OTHER BUSINESS: TRANSAVIA
In the Second Quarter of 2014, Transavia capacity was up 4.8%, reflecting the accelerated development of Transavia France (up 10%) and the repositioning of Transavia Netherlands (up 3% including a 6% reduction in charter capacity). Traffic rose 6.0%, leading to a record high load factor of 90.7% (up 0.9 point). Unit revenue was down 1.7%. Transavia’s total revenue stood at 296 million euros, up 5.0%. The operating result was -6 million euros, down 3 million euros year-on-year.
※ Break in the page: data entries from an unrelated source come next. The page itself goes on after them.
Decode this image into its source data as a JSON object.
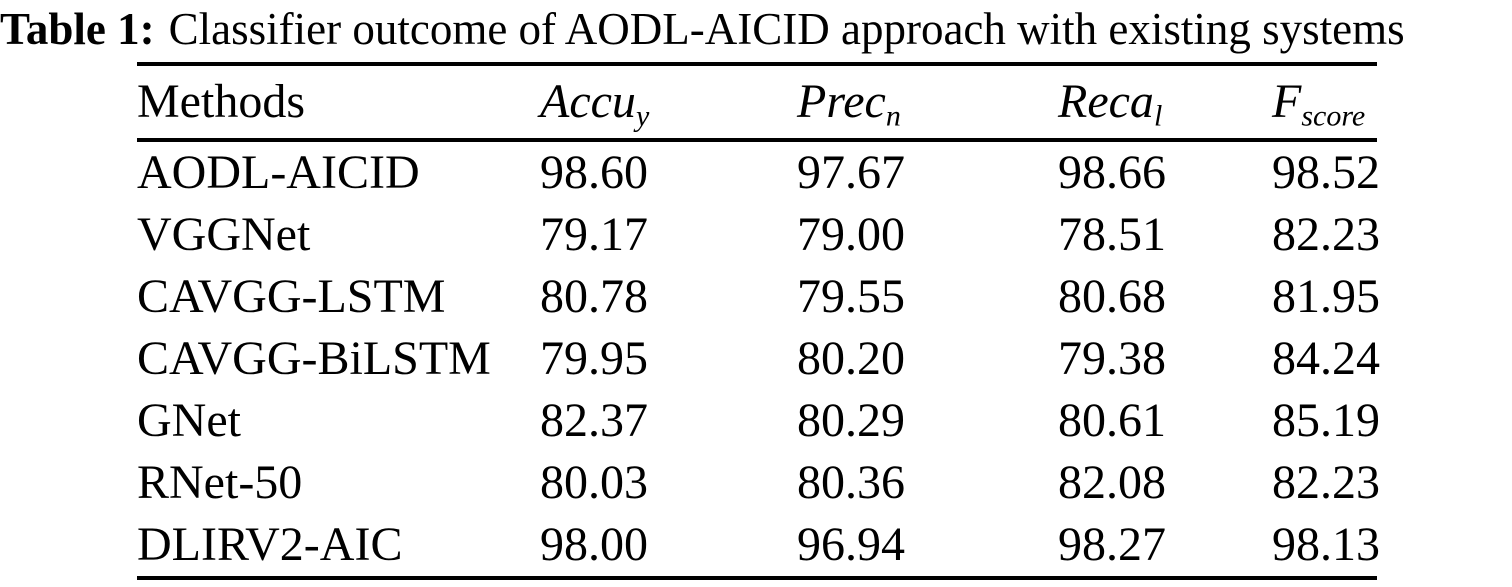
{
  "title": {
    "label": "Table 1:",
    "caption": "Classifier outcome of AODL-AICID approach with existing systems"
  },
  "table": {
    "columns": [
      {
        "label": "Methods",
        "sub": ""
      },
      {
        "label": "Accu",
        "sub": "y"
      },
      {
        "label": "Prec",
        "sub": "n"
      },
      {
        "label": "Reca",
        "sub": "l"
      },
      {
        "label": "F",
        "sub": "score"
      }
    ],
    "rows": [
      {
        "method": "AODL-AICID",
        "values": [
          "98.60",
          "97.67",
          "98.66",
          "98.52"
        ]
      },
      {
        "method": "VGGNet",
        "values": [
          "79.17",
          "79.00",
          "78.51",
          "82.23"
        ]
      },
      {
        "method": "CAVGG-LSTM",
        "values": [
          "80.78",
          "79.55",
          "80.68",
          "81.95"
        ]
      },
      {
        "method": "CAVGG-BiLSTM",
        "values": [
          "79.95",
          "80.20",
          "79.38",
          "84.24"
        ]
      },
      {
        "method": "GNet",
        "values": [
          "82.37",
          "80.29",
          "80.61",
          "85.19"
        ]
      },
      {
        "method": "RNet-50",
        "values": [
          "80.03",
          "80.36",
          "82.08",
          "82.23"
        ]
      },
      {
        "method": "DLIRV2-AIC",
        "values": [
          "98.00",
          "96.94",
          "98.27",
          "98.13"
        ]
      }
    ],
    "text_color": "#000000",
    "background_color": "#ffffff"
  }
}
In the First Half of 2014, Transavia traffic increased by 6.9% for capacity up 5.8%, leading to a 0.9 point increase in load factor to 89.2%. Unit revenue was down 2.6%. Total revenue stood at 435 million euros, up 4.5%, while the unit cost per ASK decreased by 0.8%, but increased by 0.5% on a constant currency basis. The operating result decreased by 10 million euros to -64 million euros, mainly due to the ramp up of Transavia France.
OTHER BUSINESS: CATERING
Second Quarter 2014 third party catering revenues amounted to 77 million euros, down 25.2%. At constant scope (excluding the impact of the sale of Air Chef that occurred in Q2 2013), third party revenues increased by 6.9%, reflecting new contracts and international development, while the operating result improved by 3 million euros.
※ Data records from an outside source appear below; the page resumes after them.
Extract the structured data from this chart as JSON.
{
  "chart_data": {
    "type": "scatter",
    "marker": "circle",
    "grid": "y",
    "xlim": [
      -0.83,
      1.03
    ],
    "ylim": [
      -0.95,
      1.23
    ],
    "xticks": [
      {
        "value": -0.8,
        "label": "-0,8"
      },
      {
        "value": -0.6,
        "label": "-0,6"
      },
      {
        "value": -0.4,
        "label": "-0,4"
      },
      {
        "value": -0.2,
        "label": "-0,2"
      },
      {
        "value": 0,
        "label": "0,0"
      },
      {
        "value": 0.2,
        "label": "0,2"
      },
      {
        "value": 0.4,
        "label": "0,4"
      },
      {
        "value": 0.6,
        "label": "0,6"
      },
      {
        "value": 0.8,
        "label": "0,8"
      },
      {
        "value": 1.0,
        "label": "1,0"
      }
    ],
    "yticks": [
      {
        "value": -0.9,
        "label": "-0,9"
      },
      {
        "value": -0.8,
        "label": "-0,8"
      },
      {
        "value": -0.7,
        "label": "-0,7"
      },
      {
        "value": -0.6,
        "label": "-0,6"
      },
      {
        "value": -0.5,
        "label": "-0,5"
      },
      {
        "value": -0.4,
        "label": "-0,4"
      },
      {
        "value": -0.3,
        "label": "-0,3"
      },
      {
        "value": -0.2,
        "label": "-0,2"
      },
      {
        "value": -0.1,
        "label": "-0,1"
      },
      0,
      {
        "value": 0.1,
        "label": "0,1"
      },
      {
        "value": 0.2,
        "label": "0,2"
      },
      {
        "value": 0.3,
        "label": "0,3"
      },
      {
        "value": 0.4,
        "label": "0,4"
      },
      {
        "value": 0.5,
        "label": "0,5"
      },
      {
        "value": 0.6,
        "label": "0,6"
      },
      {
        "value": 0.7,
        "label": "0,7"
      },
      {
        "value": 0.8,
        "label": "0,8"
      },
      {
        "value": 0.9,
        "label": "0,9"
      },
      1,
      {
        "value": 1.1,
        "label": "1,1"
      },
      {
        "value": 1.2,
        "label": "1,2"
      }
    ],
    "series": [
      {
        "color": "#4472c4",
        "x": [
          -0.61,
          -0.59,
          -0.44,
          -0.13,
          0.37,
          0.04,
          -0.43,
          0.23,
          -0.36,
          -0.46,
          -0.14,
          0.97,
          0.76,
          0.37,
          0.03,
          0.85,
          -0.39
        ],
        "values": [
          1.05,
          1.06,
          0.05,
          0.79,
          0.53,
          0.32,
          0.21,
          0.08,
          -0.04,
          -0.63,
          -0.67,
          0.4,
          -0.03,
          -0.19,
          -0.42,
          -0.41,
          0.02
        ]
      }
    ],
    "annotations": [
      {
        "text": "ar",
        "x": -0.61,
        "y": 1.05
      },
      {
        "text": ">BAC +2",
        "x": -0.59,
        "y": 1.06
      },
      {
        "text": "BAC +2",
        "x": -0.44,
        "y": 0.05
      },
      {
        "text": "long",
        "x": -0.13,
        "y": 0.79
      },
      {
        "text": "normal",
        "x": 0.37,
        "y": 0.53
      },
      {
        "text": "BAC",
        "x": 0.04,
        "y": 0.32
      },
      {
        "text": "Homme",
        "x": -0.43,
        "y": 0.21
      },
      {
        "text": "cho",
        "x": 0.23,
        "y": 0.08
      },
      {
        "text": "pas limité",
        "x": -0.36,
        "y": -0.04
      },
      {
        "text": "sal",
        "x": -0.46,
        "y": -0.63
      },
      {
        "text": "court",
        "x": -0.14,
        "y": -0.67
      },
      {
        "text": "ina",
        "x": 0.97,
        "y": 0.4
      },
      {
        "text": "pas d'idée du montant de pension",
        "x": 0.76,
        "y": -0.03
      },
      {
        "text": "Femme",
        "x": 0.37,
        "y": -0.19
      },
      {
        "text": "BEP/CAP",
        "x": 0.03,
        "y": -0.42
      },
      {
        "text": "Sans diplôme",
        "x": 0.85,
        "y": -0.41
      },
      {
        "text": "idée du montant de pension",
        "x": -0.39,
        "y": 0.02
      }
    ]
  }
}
First Half 2014 third party catering revenues amounted to 150 million euros, up 8.7% at constant scope. The operating result increased by 5 million euros at constant scope.
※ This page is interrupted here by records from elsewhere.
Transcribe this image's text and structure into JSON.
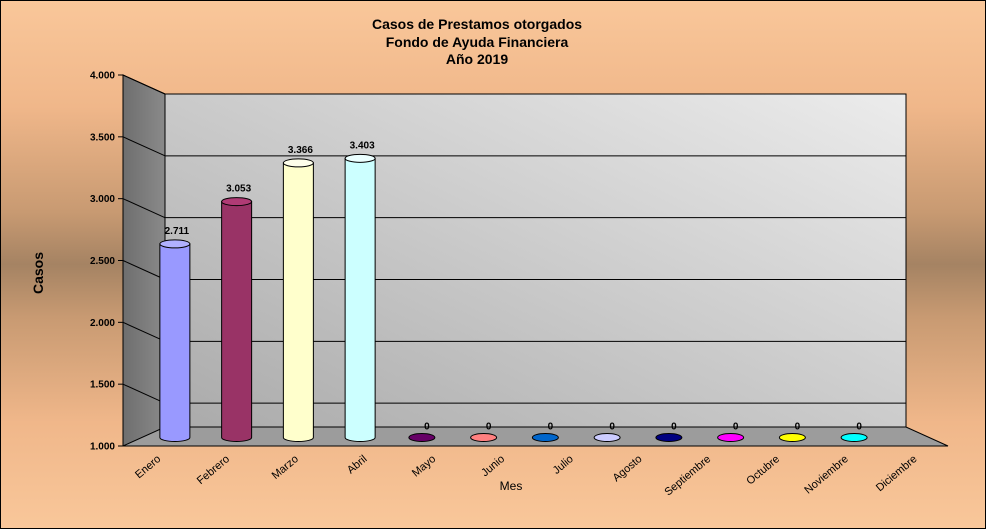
{
  "chart_data": {
    "type": "bar",
    "title": "Casos de Prestamos otorgados",
    "subtitle_lines": [
      "Fondo de Ayuda  Financiera",
      "Año  2019"
    ],
    "xlabel": "Mes",
    "ylabel": "Casos",
    "ylim": [
      1000,
      4000
    ],
    "yticks": [
      "1.000",
      "1.500",
      "2.000",
      "2.500",
      "3.000",
      "3.500",
      "4.000"
    ],
    "grid": true,
    "categories": [
      "Enero",
      "Febrero",
      "Marzo",
      "Abril",
      "Mayo",
      "Junio",
      "Julio",
      "Agosto",
      "Septiembre",
      "Octubre",
      "Noviembre",
      "Diciembre"
    ],
    "values": [
      2711,
      3053,
      3366,
      3403,
      0,
      0,
      0,
      0,
      0,
      0,
      0,
      0
    ],
    "value_labels": [
      "2.711",
      "3.053",
      "3.366",
      "3.403",
      "0",
      "0",
      "0",
      "0",
      "0",
      "0",
      "0",
      "0"
    ],
    "colors": [
      "#9999ff",
      "#993366",
      "#ffffcc",
      "#ccffff",
      "#660066",
      "#ff8080",
      "#0066cc",
      "#ccccff",
      "#000080",
      "#ff00ff",
      "#ffff00",
      "#00ffff"
    ]
  }
}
In the First Half of 2014, the further improvement in EBITDA translated into an 232 million euro increase in cash flow before change in WCR and the cash out related to Voluntary Departure Plans.
The group disbursed 144 million euros for Voluntary Departure Plans representing 90% of the cash out expected in the Financial Year. Net investments before sale & lease-back transactions stood at 808 million euros.
Operating free cash flow amounted to 95 million euros, versus 566 million euros a year earlier. In the First Half 2013, operating free cash flow had benefited from the full effects of the reduction in investments and the structural improvements in WCR within the framework of Transform 2015.
Net debt amounted to 5.41 billion euros at 30st June 2014, versus 5.35 billion euros at 31st December 2013. At 2.6x, the net debt / EBITDA ratio continued to fall.
Delivery on the Transform 2015 plan is fully on track. However, as indicated at the beginning of the month, the operating environment remains tough, with industry overcapacity on certain long-haul routes, notably North America and Asia, impacting yields. This trend comes on top of the persistently weak cargo demand and the challenging situation in Venezuela already identified in the First Quarter.
Under these conditions, as indicated at the beginning of the month, 2014 EBITDA is expected to be between 2.2 and 2.3 billion euros. Strong capital discipline will enable the group to remain on track in terms of debt reduction and achieve its objective of 4.5 billion euros in net debt in 2015.